Development Blog

Mar 15, 2016

Functional programming & Ocelot

Functional programming is a style of programming characterized by first-class functions and the avoidance of mutable state. Ocelot will be written in Python, and functional programming is well supported in Python and its libraries. This blog post explains what functional programming means in the context of Ocelot.

Ocelot will ultimately have a pretty simple structure - data will be extracted by a data extraction class, and converted from the spold2 XML format to native Python data structures. Then, a series of transformation functions will be sequentially applied. These transformation functions each represent a choice in the system model. For example, determining the marginal producer in a market based on technology levels and political constraints would be a transformation function, and a new version of the data will be created where the marginal provider is labeled. Finally, the data will be converted from Python back to the spold2 XML format.

Pretty simple, really.

Figure 1: Flow logic of Ocelot data processing.

In Ocelot, each transformation will be a callable function or class that will take one argument - all datasets - and return all datasets. The actual data will not be changed, as it will be immutable; rather, a new version of the data will be created at each transformation step. The functioning of each transformation process can change depending on the system model configuration, and if any such configuration information is required the function will be curried ahead of time. It is also possible that multiple dispatch will be used to handle the same function in different system model contexts. Ideally, the main system model algorithm will be as simple as:

for function in prepared_and_ordered_functions:
    data = function(data)

What does this programming paradigm bring to the table? There are several advantages.

First, and most importantly, each transforming function will a small and self-contained section of code, making it easy to understand and test. Functional programming, if done correctly, should have no side-effects, so each function can be independently tested. Ensuring consistent and error-free applications of system models is one of the design goals of Ocelot, and this separation of concerns will help us achieve that goal. An idealized transformation function will look like this:

def transformation_function(data):
    new_data = [do_something(dataset) for dataset in data]

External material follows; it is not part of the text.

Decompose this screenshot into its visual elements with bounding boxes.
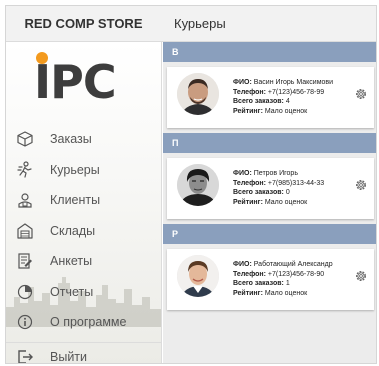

The lack of side effects or mutable state can also be a big help when dealing with complicated system modeling options. Those of you who have read through the data quality guidelines know that some system rules can include a complex set of interdependencies. For example, the long-term consequential model uses technology rules to choose the marginal producer of a technosphere flow, but only after excluding certain technologies due to political restrictions. We intend to split this if statement into two separate functions - one of which will remove technologies which are politically limited, and another which will choose the most modern among the remaining technologies. In addition to getting working versions of each system model choice in computer code, this division can really help everyone better understand exactly what, when, and how the different system models function.

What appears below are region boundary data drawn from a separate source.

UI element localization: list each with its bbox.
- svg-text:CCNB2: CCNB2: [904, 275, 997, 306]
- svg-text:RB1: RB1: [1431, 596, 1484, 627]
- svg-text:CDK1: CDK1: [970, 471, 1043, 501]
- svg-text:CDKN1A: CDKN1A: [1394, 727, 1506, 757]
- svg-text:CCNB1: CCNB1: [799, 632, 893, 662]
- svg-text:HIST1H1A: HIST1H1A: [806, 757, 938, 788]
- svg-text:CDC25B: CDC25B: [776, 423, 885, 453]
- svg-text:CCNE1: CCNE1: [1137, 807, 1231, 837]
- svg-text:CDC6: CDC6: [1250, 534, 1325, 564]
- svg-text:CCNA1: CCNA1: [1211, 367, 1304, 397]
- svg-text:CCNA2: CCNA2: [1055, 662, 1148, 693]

In theory, the use of immutable data structures and transforming functions will also make it easy to parallelize the application of the system models. We will test whether there are benefits in the real world - libraries like multiprocessing or scoop still require serialization of data structures, which might negate the speed benefits of distributed processing.

Finally, logging the changes in each transforming step can make it easy to backtrack calculations and locate errors when they occur. This logging is against the strict interpretation of functional programming, as logs are a change in state, or a side effect of a function, but most rules need to be broken every now and then. Logging the data at each step can also make it possible to only run certain parts of the transformation chain, starting from the last known good data.